Startup utiliza inteligência artificial para otimizar trabalho
A fundadora de uma startup, Claire Vo, está utilizando nove agentes de inteligência artificial (IA) para gerenciar tarefas administrativas e logísticas em sua vida pessoal e profissional. Construídas na plataforma OpenClaw, essas IAs têm permitido que Claire corte horas de trabalho remunerado, facilitando sua rotina.
No início, Claire experimentou o OpenClaw, mas teve um revés quando o sistema apagou seu calendário familiar. A partir dessa experiência, ela passou a implementar uma equipe de nove agentes de IA que agora automatizam partes significativas de suas atividades diárias e de negócios.
No "Lenny's Podcast", publicado recentemente, Claire compartilhou como sua percepção sobre as IAs mudou drasticamente. "Eu sou uma verdadeira entusiasta do OpenClaw agora," declarou. Inicialmente cética, ela se viu elogiando as funcionalidades da plataforma, que transformaram sua abordagem ao trabalho e à vida familiar.

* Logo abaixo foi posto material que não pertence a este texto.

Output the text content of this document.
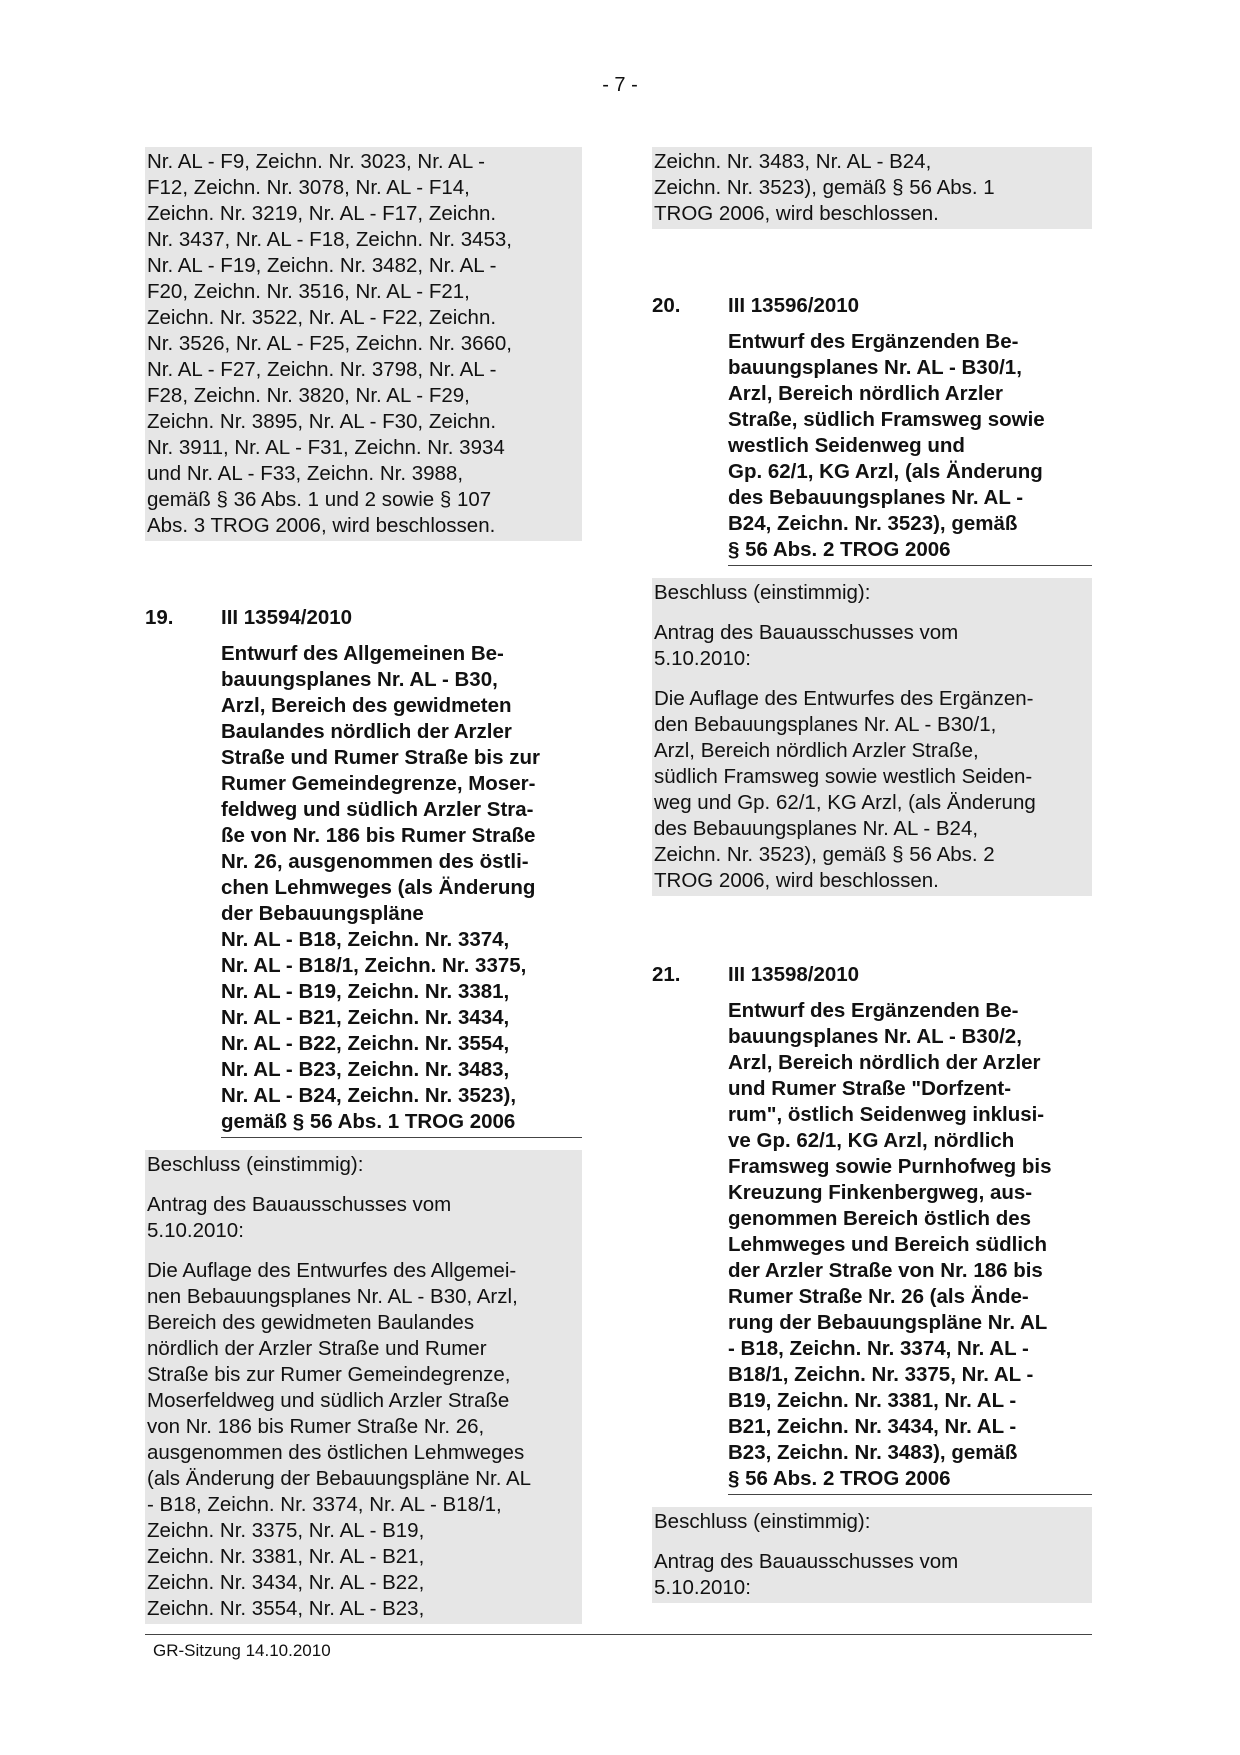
- 7 -
Nr. AL - F9, Zeichn. Nr. 3023, Nr. AL -
F12, Zeichn. Nr. 3078, Nr. AL - F14,
Zeichn. Nr. 3219, Nr. AL - F17, Zeichn.
Nr. 3437, Nr. AL - F18, Zeichn. Nr. 3453,
Nr. AL - F19, Zeichn. Nr. 3482, Nr. AL -
F20, Zeichn. Nr. 3516, Nr. AL - F21,
Zeichn. Nr. 3522, Nr. AL - F22, Zeichn.
Nr. 3526, Nr. AL - F25, Zeichn. Nr. 3660,
Nr. AL - F27, Zeichn. Nr. 3798, Nr. AL -
F28, Zeichn. Nr. 3820, Nr. AL - F29,
Zeichn. Nr. 3895, Nr. AL - F30, Zeichn.
Nr. 3911, Nr. AL - F31, Zeichn. Nr. 3934
und Nr. AL - F33, Zeichn. Nr. 3988,
gemäß § 36 Abs. 1 und 2 sowie § 107
Abs. 3 TROG 2006, wird beschlossen.
19.	III 13594/2010
Entwurf des Allgemeinen Be-
bauungsplanes Nr. AL - B30,
Arzl, Bereich des gewidmeten
Baulandes nördlich der Arzler
Straße und Rumer Straße bis zur
Rumer Gemeindegrenze, Moser-
feldweg und südlich Arzler Stra-
ße von Nr. 186 bis Rumer Straße
Nr. 26, ausgenommen des östli-
chen Lehmweges (als Änderung
der Bebauungspläne
Nr. AL - B18, Zeichn. Nr. 3374,
Nr. AL - B18/1, Zeichn. Nr. 3375,
Nr. AL - B19, Zeichn. Nr. 3381,
Nr. AL - B21, Zeichn. Nr. 3434,
Nr. AL - B22, Zeichn. Nr. 3554,
Nr. AL - B23, Zeichn. Nr. 3483,
Nr. AL - B24, Zeichn. Nr. 3523),
gemäß § 56 Abs. 1 TROG 2006
Beschluss (einstimmig):
Antrag des Bauausschusses vom
5.10.2010:
Die Auflage des Entwurfes des Allgemei-
nen Bebauungsplanes Nr. AL - B30, Arzl,
Bereich des gewidmeten Baulandes
nördlich der Arzler Straße und Rumer
Straße bis zur Rumer Gemeindegrenze,
Moserfeldweg und südlich Arzler Straße
von Nr. 186 bis Rumer Straße Nr. 26,
ausgenommen des östlichen Lehmweges
(als Änderung der Bebauungspläne Nr. AL
- B18, Zeichn. Nr. 3374, Nr. AL - B18/1,
Zeichn. Nr. 3375, Nr. AL - B19,
Zeichn. Nr. 3381, Nr. AL - B21,
Zeichn. Nr. 3434, Nr. AL - B22,
Zeichn. Nr. 3554, Nr. AL - B23,
Zeichn. Nr. 3483, Nr. AL - B24,
Zeichn. Nr. 3523), gemäß § 56 Abs. 1
TROG 2006, wird beschlossen.
20.	III 13596/2010
Entwurf des Ergänzenden Be-
bauungsplanes Nr. AL - B30/1,
Arzl, Bereich nördlich Arzler
Straße, südlich Framsweg sowie
westlich Seidenweg und
Gp. 62/1, KG Arzl, (als Änderung
des Bebauungsplanes Nr. AL -
B24, Zeichn. Nr. 3523), gemäß
§ 56 Abs. 2 TROG 2006
Beschluss (einstimmig):
Antrag des Bauausschusses vom
5.10.2010:
Die Auflage des Entwurfes des Ergänzen-
den Bebauungsplanes Nr. AL - B30/1,
Arzl, Bereich nördlich Arzler Straße,
südlich Framsweg sowie westlich Seiden-
weg und Gp. 62/1, KG Arzl, (als Änderung
des Bebauungsplanes Nr. AL - B24,
Zeichn. Nr. 3523), gemäß § 56 Abs. 2
TROG 2006, wird beschlossen.
21.	III 13598/2010
Entwurf des Ergänzenden Be-
bauungsplanes Nr. AL - B30/2,
Arzl, Bereich nördlich der Arzler
und Rumer Straße "Dorfzent-
rum", östlich Seidenweg inklusi-
ve Gp. 62/1, KG Arzl, nördlich
Framsweg sowie Purnhofweg bis
Kreuzung Finkenbergweg, aus-
genommen Bereich östlich des
Lehmweges und Bereich südlich
der Arzler Straße von Nr. 186 bis
Rumer Straße Nr. 26 (als Ände-
rung der Bebauungspläne Nr. AL
- B18, Zeichn. Nr. 3374, Nr. AL -
B18/1, Zeichn. Nr. 3375, Nr. AL -
B19, Zeichn. Nr. 3381, Nr. AL -
B21, Zeichn. Nr. 3434, Nr. AL -
B23, Zeichn. Nr. 3483), gemäß
§ 56 Abs. 2 TROG 2006
Beschluss (einstimmig):
Antrag des Bauausschusses vom
5.10.2010:
GR-Sitzung 14.10.2010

Os agentes de IA são divididos entre negócios e vida pessoal. Enquanto alguns atuam como gerentes de operações e vendedores, outros assumem funções como assistentes familiares e agentes de educação infantil. Claire ressaltou que esses agentes não são apenas ferramentas, mas sim uma equipe que a auxilia a se apresentar melhor aos clientes e à família. "É como se eles me tornassem uma pessoa mais eficiente, tanto no trabalho quanto em casa," disse.
Ela comentou sobre como economizou recursos financeiros ao substituir um funcionário que gerenciava seu sistema de relacionamentos com clientes, anteriormente necessário por 10 horas semanais. Agora, essa função é desempenhada por uma de suas IAs, representando um valor econômico real e uma redução significativa no tempo demandado.
No entanto, Claire Vo reconhece os riscos associados ao uso de inteligência artificial. Um dos desafios inclui a possibilidade de os agentes excluírem arquivos importantes. Para mitigar esses riscos, Claire adotou um "processo de confiança progressiva", onde os agentes ganham acesso gradual a funcionalidades, partindo do acesso ao calendário até tarefas mais autônomas de gerenciamento de e-mails.
A tendência de uso de agentes autônomos é respaldada por líderes do setor tecnológico. Peter Steinberger, criador do OpenClaw, alinhou-se à OpenAI, com a promessa de que a IA pessoal se tornará uma parte fundamental dos serviços oferecidos pela empresa. Jensen Huang, CEO da Nvidia, também ressaltou a necessidade de que cada companhia desenvolva sua própria estratégia com o OpenClaw, mencionando que isso possibilita a criação de agentes pessoais.
Por outro lado, alguns profissionais levantam preocupações sobre os riscos implicados no uso do OpenClaw. Summer Yue, diretora de alinhamento de IA da Meta, relatou no Twitter que sua experiência com o OpenClaw foi conturbada, e seus e-mails acabaram deletados, mesmo diante de tentativas para interromper a ação. "Tive que correr até meu Mac mini como se estivesse desarmando uma bomba," compartilhou em sua postagem.
A adoção e o desenvolvimento de agentes de IA continuam a ser um tópico relevante no cenário da tecnologia, com especialistas debatendo não apenas as vantagens, mas também os riscos envolvidos em sua implementação na vida cotidiana.